A seguito di un’indagine condotta dai Carabinieri del Nucleo Investigativo di Caserta, coordinata dalla Direzione Distrettuale Antimafia di Napoli, è stata disarticolata una rete di corruzione e riciclaggio che coinvolge figure apicali della politica locale e della sanità pubblica campana. L’operazione ha portato all’emissione di 17 misure cautelari, tra cui arresti domiciliari, divieti di dimora e interdizioni dai pubblici uffici.

Tra i destinatari delle misure restrittive figura il sindaco del Comune di Arienzo, attualmente in carica, che riveste anche il ruolo di coordinatore provinciale di Forza Italia per Caserta. È stato sottoposto agli arresti domiciliari.
Risulta coinvolto anche un ex consigliere regionale della Regione Campania, già noto alle autorità giudiziarie per precedenti condanne, che secondo gli inquirenti avrebbe continuato a esercitare influenza sull’assegnazione di appalti pubblici attraverso un sistema di imprese a lui riconducibili, operando in modo strutturato e occulto.

L’inchiesta ha toccato anche un altro ex consigliere regionale, attualmente coordinatore regionale di Azione, e un ex direttore generale dell’Azienda Sanitaria Locale di Caserta.
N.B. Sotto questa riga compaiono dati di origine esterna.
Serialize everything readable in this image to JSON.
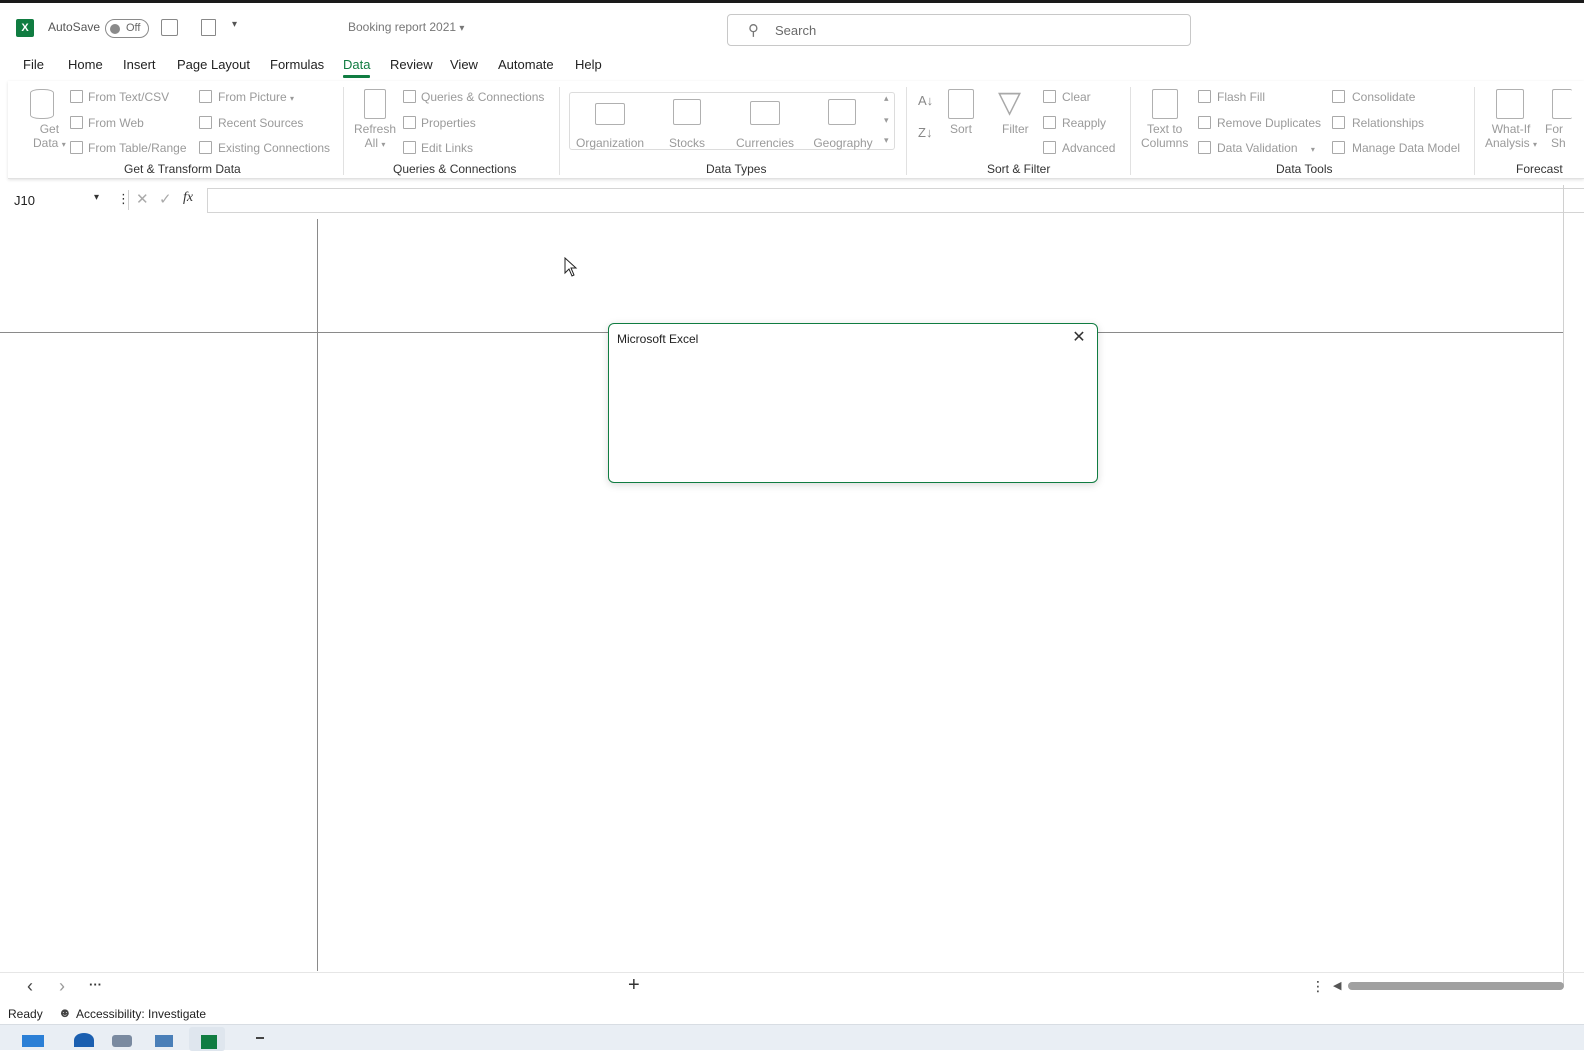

Per questi ultimi, le richieste di misure cautelari avanzate dalla Procura non sono state accolte dal giudice per le indagini preliminari.

Le ipotesi di reato formulate includono corruzione per atti contrari ai doveri d’ufficio, istigazione alla corruzione, turbata libertà degli incanti, riciclaggio e autoriciclaggio. Secondo quanto emerso, il sistema illecito avrebbe operato tra il 2022 e il 2023, condizionando l’assegnazione di appalti pubblici in settori strategici come la raccolta dei rifiuti urbani e la sanificazione ospedaliera. Sono emerse ramificazioni anche in altri comuni campani e contatti con imprenditori operanti fuori regione.

L’arresto di un primo cittadino in carica e di un dirigente provinciale di Forza Italia rappresenta un colpo significativo alla credibilità delle istituzioni locali. L’inchiesta evidenzia come il potere politico sia stato utilizzato per favorire interessi privati, in cambio di appoggi elettorali e vantaggi economici.

L’operazione condotta dai Carabinieri e dalla Direzione Distrettuale Antimafia costituisce un passo importante nella lotta contro la corruzione e le infiltrazioni criminali nella pubblica amministrazione. Le indagini proseguono per accertare ulteriori responsabilità e per garantire che la gestione delle risorse pubbliche torni a essere improntata a legalità, trasparenza e integrità istituzionale.

Si ricorda che, in base al principio costituzionale della presunzione di innocenza, le persone coinvolte sono da considerarsi non colpevoli fino a sentenza definitiva. Le misure cautelari adottate – allo stato attuale – non implicano l’accertamento di responsabilità penale.